A Totem Tale by Jim Fowler

Jim Fowler

Fires burn in each settlement across the land. The sound of tom-toms can be heard in the background. It is the time for the perennial carving of totem-poles. Congregating in our tee-pees, each group heatedly considers the essentials of their belief-system. After due consultation of these spirit-matters, consensus is achieved within each tribe as to how they will stack their totem-pole.

The meticulous carving begins. Every detail is important, because each cut has implied meaning. Distinction must be achieved, even in the intensity of the painted colors. Extreme effort is made to make it appear life-like. Duly carved and erected for all to see, the winged appendages give it the form of a cross. The totem-pole becomes our rallying-point—a point of social and religious identification. If you are willing to stack your totem-pole like we stack our totem-pole, then you can be a part of our tribe.

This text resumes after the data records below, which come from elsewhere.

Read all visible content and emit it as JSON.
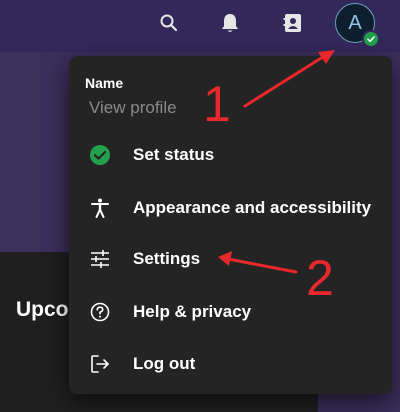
{
  "header": {
    "icons": [
      "search-icon",
      "bell-icon",
      "contacts-icon"
    ],
    "avatar_initial": "A",
    "presence_status": "available",
    "presence_color": "#22a04b"
  },
  "background": {
    "partial_heading": "Upco"
  },
  "profile_menu": {
    "name": "Name",
    "view_profile": "View profile",
    "items": [
      {
        "label": "Set status",
        "icon": "green-check-icon"
      },
      {
        "label": "Appearance and accessibility",
        "icon": "accessibility-icon"
      },
      {
        "label": "Settings",
        "icon": "sliders-icon"
      },
      {
        "label": "Help & privacy",
        "icon": "help-icon"
      },
      {
        "label": "Log out",
        "icon": "log-out-icon"
      }
    ]
  },
  "annotations": {
    "step1": "1",
    "step2": "2",
    "color": "#e8282b"
  }
}
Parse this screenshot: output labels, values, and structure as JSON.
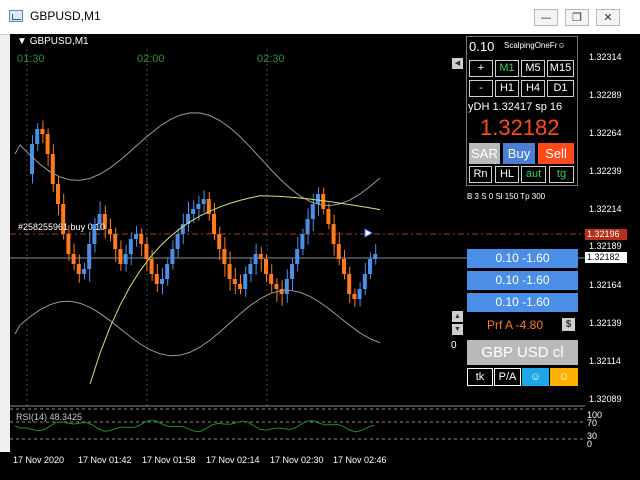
{
  "window": {
    "title": "GBPUSD,M1"
  },
  "chart": {
    "symbol_label": "GBPUSD,M1",
    "time_labels": [
      "01:30",
      "02:00",
      "02:30"
    ],
    "order_label": "#258255961 buy 0.10",
    "rsi_label": "RSI(14) 48.3425",
    "price_ticks": [
      "1.32314",
      "1.32289",
      "1.32264",
      "1.32239",
      "1.32214",
      "1.32189",
      "1.32164",
      "1.32139",
      "1.32114",
      "1.32089"
    ],
    "price_marker_order": "1.32196",
    "price_marker_current": "1.32182",
    "rsi_ticks": [
      "100",
      "70",
      "30",
      "0"
    ],
    "time_ticks": [
      "17 Nov 2020",
      "17 Nov 01:42",
      "17 Nov 01:58",
      "17 Nov 02:14",
      "17 Nov 02:30",
      "17 Nov 02:46"
    ]
  },
  "panel": {
    "lot": "0.10",
    "name": "ScalpingOneFr☺",
    "row1": [
      "+",
      "M1",
      "M5",
      "M15"
    ],
    "row2": [
      "-",
      "H1",
      "H4",
      "D1"
    ],
    "ydh": "yDH 1.32417 sp 16",
    "price": "1.32182",
    "sar": "SAR",
    "buy": "Buy",
    "sell": "Sell",
    "row3": [
      "Rn",
      "HL",
      "aut",
      "tg"
    ],
    "info": "B 3   S 0 Sl 150 Tp 300",
    "lots": [
      "0.10 -1.60",
      "0.10 -1.60",
      "0.10 -1.60"
    ],
    "profit": "Prf A  -4.80",
    "dollar": "$",
    "zero": "0",
    "symbol_close": "GBP USD cl",
    "tk": "tk",
    "pa": "P/A",
    "icon1": "person-icon",
    "icon2": "person-icon",
    "colors": {
      "buy": "#4a7fd4",
      "sell": "#ff4a1c",
      "up": "#4a90e8",
      "down": "#ff7a1c",
      "price": "#ff4a1c"
    }
  }
}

But if you insist on any other conformity to your spiritual belief-system, then we are obliged to separate from you and make war with you. It is a matter of honor for us to make every effort to cut down or otherwise topple your totem-pole. Any divergence, regarded as unorthodoxy, is to be condemned. Diversity cannot be condoned in such important religious matters. It is a warring matter!

Oh, we are not really a violent people. We make every attempt to isolate ourselves in our separated enclaves of piety. But, at the same time, there is a sense of achievement and victory in attacking another’s totem pole, for we thereby identify the superiority of our own. In our contemporary sophistication, though, we have, for the most part, modified our battles to the hurling of verbal barbs and vituperative condemnation. Our war-dances are more vociferous than our warring is ferocious.

Long live our totem-pole! It is the symbol of our belief and commitment. It is worth fighting for. We consider its integrity to be a life-and-death matter, necessitated to preserve our distinctive heritage, present identity and our hopes for the future.

Yes, we require due reverence to our totemic icon. We require precise initiatory rites, engage in periodic oaths of allegiance, and regularly involve ourselves in identification pow-wows surrounding our totem-pole.

You ask if we worship our totem-pole? Is it a deity-figure? How dare you infer that it is an idol, or that we engage in idolatry!

Do we not see an abundance of ideological idols in fundamentalist circles today? They are not carved of wood, but they are constructed of even harder material— molded in the concrete of inflexible minds.

Nevertheless, they are lifeless icons. The fundamentals have been carefully analyzed, systematized, theologized and fossilized in credal statements of faith. Allegiance to this ideological construct is regarded as more important than a vital fellowship with Christ or other Christians. This is nothing less than idolatry—worshiping (attributing worth-ship to) an ideological idol. A.W. Tozer once defined idolatry as “the entertainment of thoughts about God that are unworthy of Him.”

Oh, that we might recognize our spiritual unity in Christ Jesus and return to a common worship of God in Christ.


A parody is a comic caricature, a ludicrous likeness, an absurd analogy, a ridiculous representation which exposes a particular reality by comparing it to another of a different order. Parodies can be a very useful verbal or literary tool to expose the “red herrings” of diversions which distract attention from real issues; to expose “hobby horses” whereby men keep reverting back to repetitive over-emphasis without critical thought; to expose inane traditions which become familiar ruts wherein we fail to recognize the absence d’esprit. By the use of parody one can be direct yet subtle at the same time.